Bien sur si la vitesse, nous amène aussitôt
A l’autre bout du mode, cela prestissimo
Il n’en reste pas moins que cela m’exaspère
Ne n’avoir plus le temps, parce que tout accélère
D’apprécier les choses, de pouvoir acquérir
Une philosophie qui pourrait abonnir
Ce que je vis des choses, ce que je trouve beau
Et si célérité devient le seul ruisseau
De tout ce qui nous fait, c’est une abjuration
Du plaisir de la vie, une abomination.
Aussi le politique, à son plus haut niveau
N’a plus capacité de trouver le repos
Celui qui nous protège de la crise de nerfs
Et nous permet ainsi d’avoir l’esprit plus clair
Afin de distinguer ce qui sera le pire
Trouver la solution ou bien céder à l’ire
Et pourtant on le sait, la colère ne vaut
Surtout pas qu’on y tombe, car elle a le défaut
D’empêcher de penser, de nuire à l’attention
De tous nous révolter, de créer la tension.
Aussi, je vous le dis, allez decrescendo
Pour qu’au bout de la vie vous soyez en écho
De la force du vent, de celle de la terre
Et de celles de l’eau, du feu qui nous sont chères
Pour qu’ainsi vous puissiez, enfin vous accomplir
Etres de la nature, humains en devenir.
Habitants de la terre, votre si beau berceau,
Réagissez au mieux, préparez vos cerveaux
Sans partir en arrière, engagez votre action
Pour enfin accepter la décélération.
La lenteur a du bon, observez l’escargot
Qui toujours à la peine, traîne son lourd fardeau
Sachez vous inspirer, sachez en prendre l’air
Car même s’il ne va pas si vite que l’éclair
Il arrive à son but, et cela sans courir
Sans jamais s’arrêter, sans jamais s’assoupir
Hommes de la vitesse, arrêtez vos assauts
Prenez le temps de vivre, prenez celui qu’il faut
Pour qu’icelui vous porte l’amélioration
Sur le champ, tout de suite, sans autre digression
Devenez fainéant, refusez le monceau
Des actes qu’il vous faudra traiter illico
Prenez de la distance, sachez garder vos nerfs
Et sans hésitation, sachez bien vous abstraire
Des réponses immédiates, sachez les abolir
Au jeu de la durée, sachez-vous convertir.

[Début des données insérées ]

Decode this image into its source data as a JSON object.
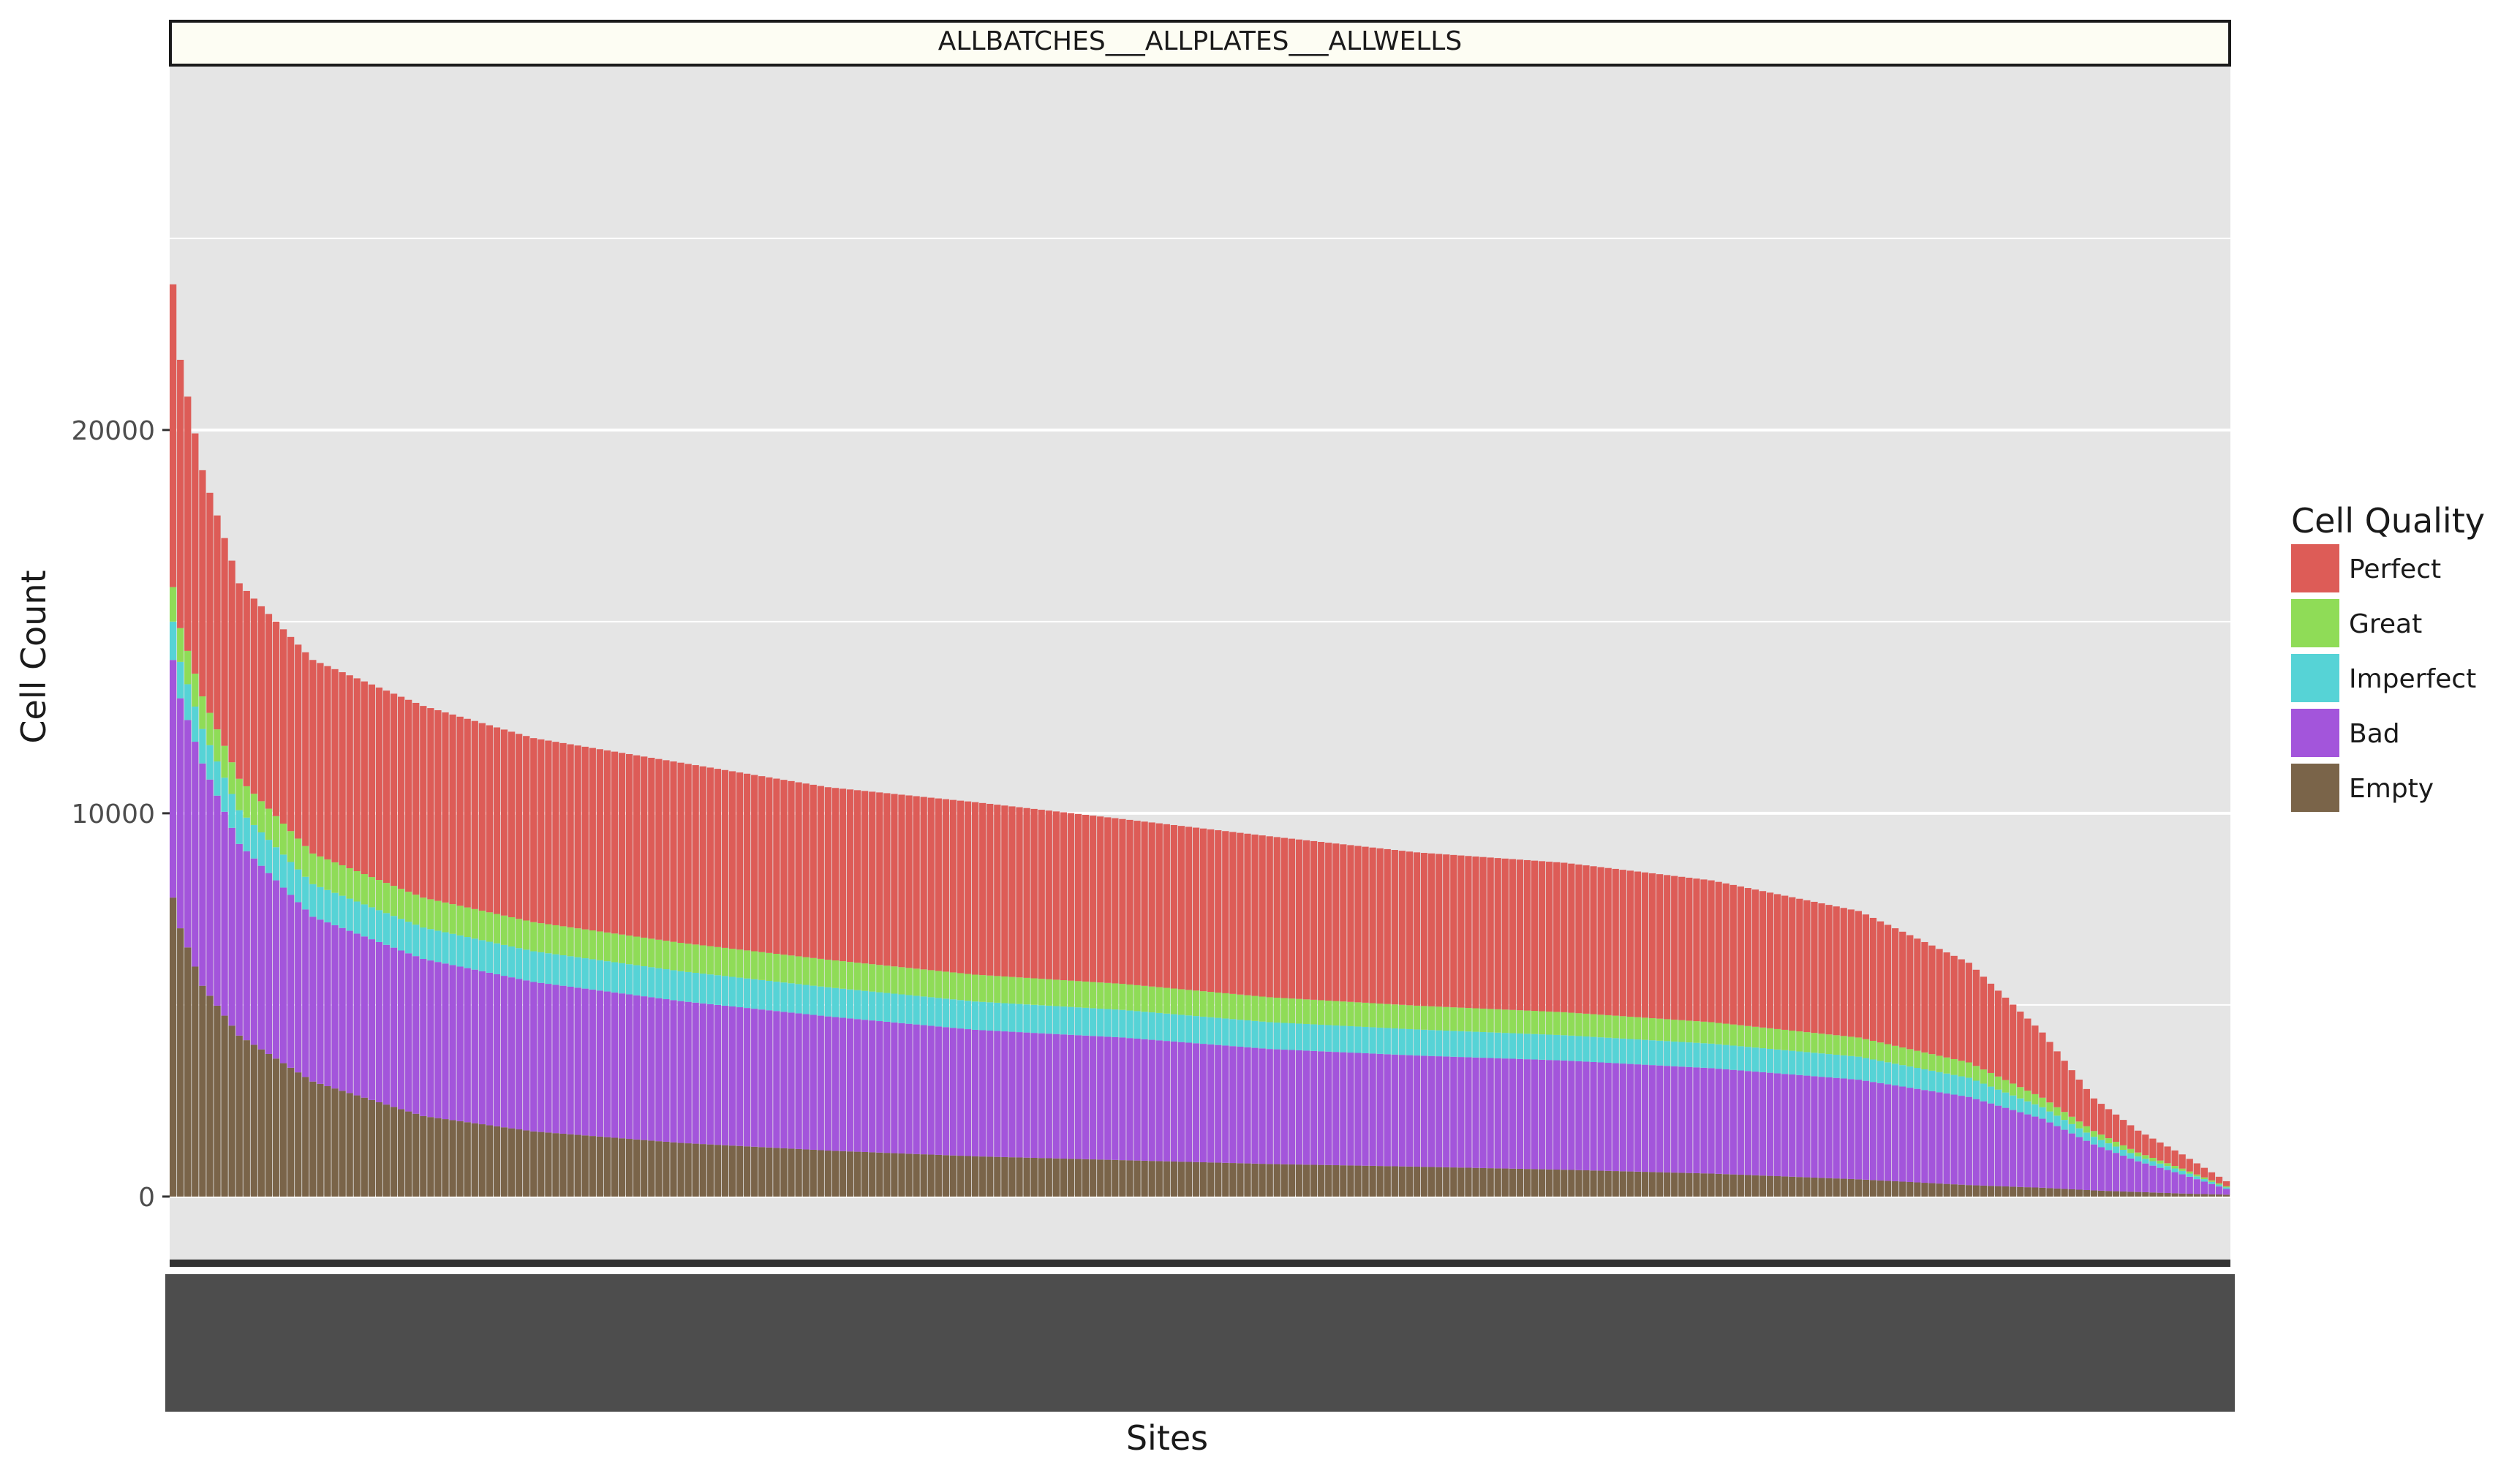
{
  "chart_data": {
    "type": "bar",
    "stacked": true,
    "panel_title": "ALLBATCHES___ALLPLATES___ALLWELLS",
    "title": "",
    "xlabel": "Sites",
    "ylabel": "Cell Count",
    "ylim": [
      -1700,
      29500
    ],
    "yticks": [
      0,
      10000,
      20000
    ],
    "grid": true,
    "legend": {
      "title": "Cell Quality",
      "position": "right"
    },
    "x_tick_labels_visible": false,
    "n_sites": 280,
    "category_profile_note": "Sites sorted by total cell count (descending); values given at sampled site ranks",
    "site_rank": [
      1,
      2,
      5,
      10,
      20,
      35,
      50,
      70,
      90,
      110,
      130,
      150,
      170,
      190,
      210,
      230,
      245,
      255,
      262,
      268,
      274,
      280
    ],
    "series": [
      {
        "name": "Empty",
        "color": "#7a6449",
        "values": [
          7800,
          7000,
          5500,
          4200,
          3000,
          2100,
          1700,
          1400,
          1200,
          1050,
          950,
          850,
          780,
          700,
          600,
          450,
          300,
          230,
          160,
          120,
          80,
          50
        ]
      },
      {
        "name": "Bad",
        "color": "#a355db",
        "values": [
          6200,
          6000,
          5800,
          5000,
          4300,
          4100,
          3900,
          3700,
          3500,
          3300,
          3200,
          3000,
          2900,
          2850,
          2750,
          2600,
          2300,
          1800,
          1200,
          800,
          500,
          150
        ]
      },
      {
        "name": "Imperfect",
        "color": "#56d3d6",
        "values": [
          1000,
          950,
          900,
          880,
          850,
          820,
          800,
          780,
          760,
          740,
          720,
          700,
          680,
          660,
          640,
          600,
          500,
          300,
          200,
          130,
          90,
          40
        ]
      },
      {
        "name": "Great",
        "color": "#8fdc57",
        "values": [
          900,
          880,
          850,
          820,
          800,
          780,
          760,
          740,
          720,
          700,
          680,
          650,
          620,
          600,
          560,
          500,
          400,
          250,
          150,
          100,
          60,
          30
        ]
      },
      {
        "name": "Perfect",
        "color": "#dd5c57",
        "values": [
          7900,
          7000,
          5900,
          5100,
          5050,
          5000,
          4800,
          4700,
          4500,
          4500,
          4300,
          4200,
          4000,
          3900,
          3700,
          3300,
          2600,
          1700,
          850,
          570,
          370,
          130
        ]
      }
    ]
  },
  "colors": {
    "panel_background": "#e5e5e5",
    "strip_background": "#fdfdf3",
    "gridline": "#ffffff",
    "axis_text": "#4d4d4d"
  }
}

Prenez donc bien le temps, tout comme le bateau
Qui va sur l’onde claire, navigue au fil des flots
Et qui toujours au port, sans précipitation
Amène les colis, livre les provisions
Apprenez aux enfants, qui sortent du berceau
Ce que veut dire attendre, que signifie repos
Ce faisant vous saurez ménager vos arrières
Pas de fessées de trop, de claques sur le derrière
Vous aurez fait passer comme bon souvenir
Celui du temps qui passe et qu’on laisse advenir
Joie de se réveiller alors qu’il n’est plus tôt
De lézarder un peu quand dehors il fait chaud
De prendre tout son temps pour faire ses ablutions
D’avec le paresseux être en adéquation
Et si la nonchalance ne fait admiration
Prenez la chose bien, ce sera la caution
De votre attachement à ce qui là prévaut :
Indolence de l’aï, celle du cachalot
Flegme de la tortue, qui peine à déguerpir
Chantres de la durée qui lentement s’étirent
Enfin, si vous trouvez que la chose est austère
Mon propos hors sujet, mes phrases cavalières
Alors n’hésitez pas, allez-y allegro
Choisissez la vitesse, celle de l’escargot !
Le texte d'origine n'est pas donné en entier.